Allmählich begreife ich die Tragweite Deiner Interpretation des Profanisierungsfluchs. Die ganze Zeit über habe ich die Verheerung dieser bösen Verwünschung nur innerhalb des Buches betrachtet – aber nicht außerhalb. Der Gedanke ist genauso verrückt wie faszinierend: Möglicher Weise ist es Morgoth irgendwie gelungen, Tolkiens poëtische Sensibilität zu stören und dadurch Einfluß auf die Niederschrift zu nehmen.

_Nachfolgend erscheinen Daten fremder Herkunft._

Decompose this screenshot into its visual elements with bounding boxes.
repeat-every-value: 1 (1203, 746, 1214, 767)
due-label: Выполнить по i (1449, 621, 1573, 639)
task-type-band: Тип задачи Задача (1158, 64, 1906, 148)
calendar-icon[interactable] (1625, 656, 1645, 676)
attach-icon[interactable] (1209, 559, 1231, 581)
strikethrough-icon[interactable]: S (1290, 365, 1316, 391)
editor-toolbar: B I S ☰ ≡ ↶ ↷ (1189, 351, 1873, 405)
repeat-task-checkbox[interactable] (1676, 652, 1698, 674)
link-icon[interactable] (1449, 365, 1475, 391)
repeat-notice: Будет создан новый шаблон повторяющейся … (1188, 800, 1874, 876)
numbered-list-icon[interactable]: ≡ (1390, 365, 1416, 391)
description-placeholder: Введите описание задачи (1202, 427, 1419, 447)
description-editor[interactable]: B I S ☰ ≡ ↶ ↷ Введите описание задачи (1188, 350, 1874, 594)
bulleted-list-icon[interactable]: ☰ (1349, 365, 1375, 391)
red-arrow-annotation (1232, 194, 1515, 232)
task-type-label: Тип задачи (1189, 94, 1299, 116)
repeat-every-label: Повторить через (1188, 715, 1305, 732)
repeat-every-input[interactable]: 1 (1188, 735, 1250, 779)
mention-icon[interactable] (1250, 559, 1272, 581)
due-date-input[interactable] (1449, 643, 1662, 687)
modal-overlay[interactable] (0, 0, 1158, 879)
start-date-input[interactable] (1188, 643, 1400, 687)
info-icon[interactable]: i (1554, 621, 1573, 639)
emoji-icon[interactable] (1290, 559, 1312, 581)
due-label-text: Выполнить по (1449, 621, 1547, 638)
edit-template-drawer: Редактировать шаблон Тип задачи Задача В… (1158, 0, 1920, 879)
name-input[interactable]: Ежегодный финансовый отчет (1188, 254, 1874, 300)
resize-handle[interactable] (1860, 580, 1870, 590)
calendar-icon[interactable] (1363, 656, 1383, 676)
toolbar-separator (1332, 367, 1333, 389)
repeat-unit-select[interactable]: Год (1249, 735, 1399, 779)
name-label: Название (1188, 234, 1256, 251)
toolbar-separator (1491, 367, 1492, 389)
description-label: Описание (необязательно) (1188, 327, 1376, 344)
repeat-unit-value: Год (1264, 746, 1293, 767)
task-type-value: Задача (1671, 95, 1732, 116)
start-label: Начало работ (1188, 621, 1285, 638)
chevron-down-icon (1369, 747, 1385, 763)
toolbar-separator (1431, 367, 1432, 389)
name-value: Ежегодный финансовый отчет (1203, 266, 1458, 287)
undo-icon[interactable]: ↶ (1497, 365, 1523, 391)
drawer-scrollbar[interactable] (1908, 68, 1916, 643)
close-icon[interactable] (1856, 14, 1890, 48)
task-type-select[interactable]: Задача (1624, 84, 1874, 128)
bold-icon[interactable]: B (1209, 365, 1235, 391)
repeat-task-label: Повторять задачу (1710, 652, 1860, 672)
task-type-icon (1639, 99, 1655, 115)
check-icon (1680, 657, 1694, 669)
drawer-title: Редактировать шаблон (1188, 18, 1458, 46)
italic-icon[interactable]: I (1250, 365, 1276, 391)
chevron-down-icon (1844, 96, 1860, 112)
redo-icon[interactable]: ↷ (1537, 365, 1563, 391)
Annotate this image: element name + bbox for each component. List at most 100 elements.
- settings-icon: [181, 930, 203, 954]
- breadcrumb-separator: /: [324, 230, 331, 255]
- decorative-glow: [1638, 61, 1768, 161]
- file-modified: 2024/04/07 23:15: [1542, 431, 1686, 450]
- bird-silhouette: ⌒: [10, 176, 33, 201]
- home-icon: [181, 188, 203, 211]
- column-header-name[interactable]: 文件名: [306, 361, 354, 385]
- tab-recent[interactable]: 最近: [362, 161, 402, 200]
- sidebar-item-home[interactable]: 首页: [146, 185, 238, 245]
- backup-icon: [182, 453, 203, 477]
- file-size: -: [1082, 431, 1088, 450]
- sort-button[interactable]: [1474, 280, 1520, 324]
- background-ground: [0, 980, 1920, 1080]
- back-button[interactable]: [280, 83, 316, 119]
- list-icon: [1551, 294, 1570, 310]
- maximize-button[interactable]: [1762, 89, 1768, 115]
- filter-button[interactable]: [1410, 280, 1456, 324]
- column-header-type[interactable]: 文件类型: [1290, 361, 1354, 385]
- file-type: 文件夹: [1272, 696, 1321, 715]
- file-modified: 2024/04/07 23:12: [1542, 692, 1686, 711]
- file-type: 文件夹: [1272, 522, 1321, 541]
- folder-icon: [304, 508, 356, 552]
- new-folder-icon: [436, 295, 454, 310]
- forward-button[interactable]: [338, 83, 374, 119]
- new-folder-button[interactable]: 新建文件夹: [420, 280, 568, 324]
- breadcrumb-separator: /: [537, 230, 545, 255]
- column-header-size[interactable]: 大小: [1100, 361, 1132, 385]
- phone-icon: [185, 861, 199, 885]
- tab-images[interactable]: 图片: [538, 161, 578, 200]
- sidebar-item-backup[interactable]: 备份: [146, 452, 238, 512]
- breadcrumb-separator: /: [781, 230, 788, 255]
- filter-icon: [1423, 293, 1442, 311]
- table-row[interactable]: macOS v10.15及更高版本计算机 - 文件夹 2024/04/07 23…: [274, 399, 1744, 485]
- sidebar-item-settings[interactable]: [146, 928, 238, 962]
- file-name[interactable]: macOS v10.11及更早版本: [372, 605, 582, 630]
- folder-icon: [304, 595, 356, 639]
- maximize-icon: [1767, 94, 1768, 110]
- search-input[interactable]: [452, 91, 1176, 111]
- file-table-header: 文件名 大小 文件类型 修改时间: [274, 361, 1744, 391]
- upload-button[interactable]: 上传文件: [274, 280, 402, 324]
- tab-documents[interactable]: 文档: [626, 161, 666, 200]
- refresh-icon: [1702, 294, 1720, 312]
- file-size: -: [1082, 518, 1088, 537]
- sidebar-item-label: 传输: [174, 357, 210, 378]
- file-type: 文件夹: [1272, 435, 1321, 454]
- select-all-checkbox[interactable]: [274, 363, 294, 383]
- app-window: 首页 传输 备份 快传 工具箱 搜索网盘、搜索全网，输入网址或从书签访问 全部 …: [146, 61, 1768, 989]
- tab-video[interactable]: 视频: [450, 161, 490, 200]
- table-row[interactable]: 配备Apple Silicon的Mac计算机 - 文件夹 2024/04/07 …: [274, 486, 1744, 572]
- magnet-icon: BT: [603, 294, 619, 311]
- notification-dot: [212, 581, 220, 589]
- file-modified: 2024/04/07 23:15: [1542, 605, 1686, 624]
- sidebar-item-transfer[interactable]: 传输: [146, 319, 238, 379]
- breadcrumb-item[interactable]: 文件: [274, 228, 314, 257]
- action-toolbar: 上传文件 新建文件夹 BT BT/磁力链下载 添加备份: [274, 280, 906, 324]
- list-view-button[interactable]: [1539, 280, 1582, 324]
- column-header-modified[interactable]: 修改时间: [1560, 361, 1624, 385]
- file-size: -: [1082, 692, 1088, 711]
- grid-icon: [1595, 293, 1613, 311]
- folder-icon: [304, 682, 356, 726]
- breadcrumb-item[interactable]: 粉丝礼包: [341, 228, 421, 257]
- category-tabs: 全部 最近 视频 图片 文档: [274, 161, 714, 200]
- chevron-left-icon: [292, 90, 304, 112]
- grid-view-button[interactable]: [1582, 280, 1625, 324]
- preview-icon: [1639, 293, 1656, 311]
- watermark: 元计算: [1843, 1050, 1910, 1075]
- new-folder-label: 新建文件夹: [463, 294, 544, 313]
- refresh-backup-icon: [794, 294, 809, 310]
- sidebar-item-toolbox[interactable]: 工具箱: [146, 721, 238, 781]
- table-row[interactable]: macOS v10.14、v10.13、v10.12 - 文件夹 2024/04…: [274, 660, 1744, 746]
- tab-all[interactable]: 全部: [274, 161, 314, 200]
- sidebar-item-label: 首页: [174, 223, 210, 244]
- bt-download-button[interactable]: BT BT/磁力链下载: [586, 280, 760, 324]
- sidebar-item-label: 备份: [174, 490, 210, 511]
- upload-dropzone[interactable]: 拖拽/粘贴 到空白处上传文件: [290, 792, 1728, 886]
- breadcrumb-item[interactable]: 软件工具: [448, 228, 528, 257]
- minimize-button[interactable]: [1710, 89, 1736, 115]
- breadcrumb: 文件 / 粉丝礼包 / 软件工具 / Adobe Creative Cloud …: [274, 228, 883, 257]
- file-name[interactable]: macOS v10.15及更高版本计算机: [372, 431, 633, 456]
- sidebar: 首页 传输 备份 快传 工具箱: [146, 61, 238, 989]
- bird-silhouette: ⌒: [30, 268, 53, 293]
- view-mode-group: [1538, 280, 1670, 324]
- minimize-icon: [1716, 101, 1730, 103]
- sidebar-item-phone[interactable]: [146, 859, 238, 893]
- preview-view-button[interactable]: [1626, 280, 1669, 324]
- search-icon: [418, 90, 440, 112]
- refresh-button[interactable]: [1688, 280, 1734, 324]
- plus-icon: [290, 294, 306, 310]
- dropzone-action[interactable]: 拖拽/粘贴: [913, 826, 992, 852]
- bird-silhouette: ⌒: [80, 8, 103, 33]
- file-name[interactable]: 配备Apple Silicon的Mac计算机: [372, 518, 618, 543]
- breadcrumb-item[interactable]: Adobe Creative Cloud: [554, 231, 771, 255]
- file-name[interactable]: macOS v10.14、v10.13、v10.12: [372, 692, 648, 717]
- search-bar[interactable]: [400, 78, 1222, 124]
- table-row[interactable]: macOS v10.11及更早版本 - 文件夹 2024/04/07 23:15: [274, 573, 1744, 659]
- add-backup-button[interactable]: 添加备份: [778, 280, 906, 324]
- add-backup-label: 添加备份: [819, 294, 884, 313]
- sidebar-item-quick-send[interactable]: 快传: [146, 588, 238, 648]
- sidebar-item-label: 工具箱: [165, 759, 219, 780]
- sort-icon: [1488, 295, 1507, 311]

Jostein Gaarder und Michael Ende haben uns gezeigt, daß literarische Figuren ein verblüffendes Eigenleben entwickeln können, wenn sie ihre eigene fiktive Existenz entdecken. Im Fall einer solchen Erkenntnis fühlt sich ein Protagonist verständlicher Weise nicht mehr an den für ihn vorgesehenen Plot gebunden und macht fortan nur noch, was er will.
Auch Tolkien hatte seine literarischen Figuren nie völlig unter Kontrolle. Sie waren autonom genug, um ihn immer wieder überraschen zu können. Aus einem werkgeschichtlichen Kommentar wissen wir, daß z.B. das Auftauchen Streichers in Bree ein regelrechter Schock für den Professor war.
Was ist, wenn Melkor bei weitem mächtiger geraten ist, als von seinem Erfinder beabsichtigt? Möglicher Weise ist der ultimative Querulant Morgoth nicht nur in der Lage gewesen, Ilúvatars Schöpfung zu ruïnieren, sondern auch das Werk Tolkiens.
Das hieße, daß die Verfluchung Húrins auf mehreren Ebenen gewirkt hätte: Im Buch bescherte sie Túrin und seinen Angehörigen unsägliches Leid. In unserer Welt aber verleitete sie Tolkien dazu, den stilistisch fragwürdigen Auftritt Saeros´ zu ersinnen.
Die psychologische Wechselbeziehung zwischen Autoren und ihren Protagonisten ist nach wie vor ein großes Mysterium. Kann eine Figur so boshaft sein, daß es ihr gelingt die Geschichte zu verderben, in die sie gehört?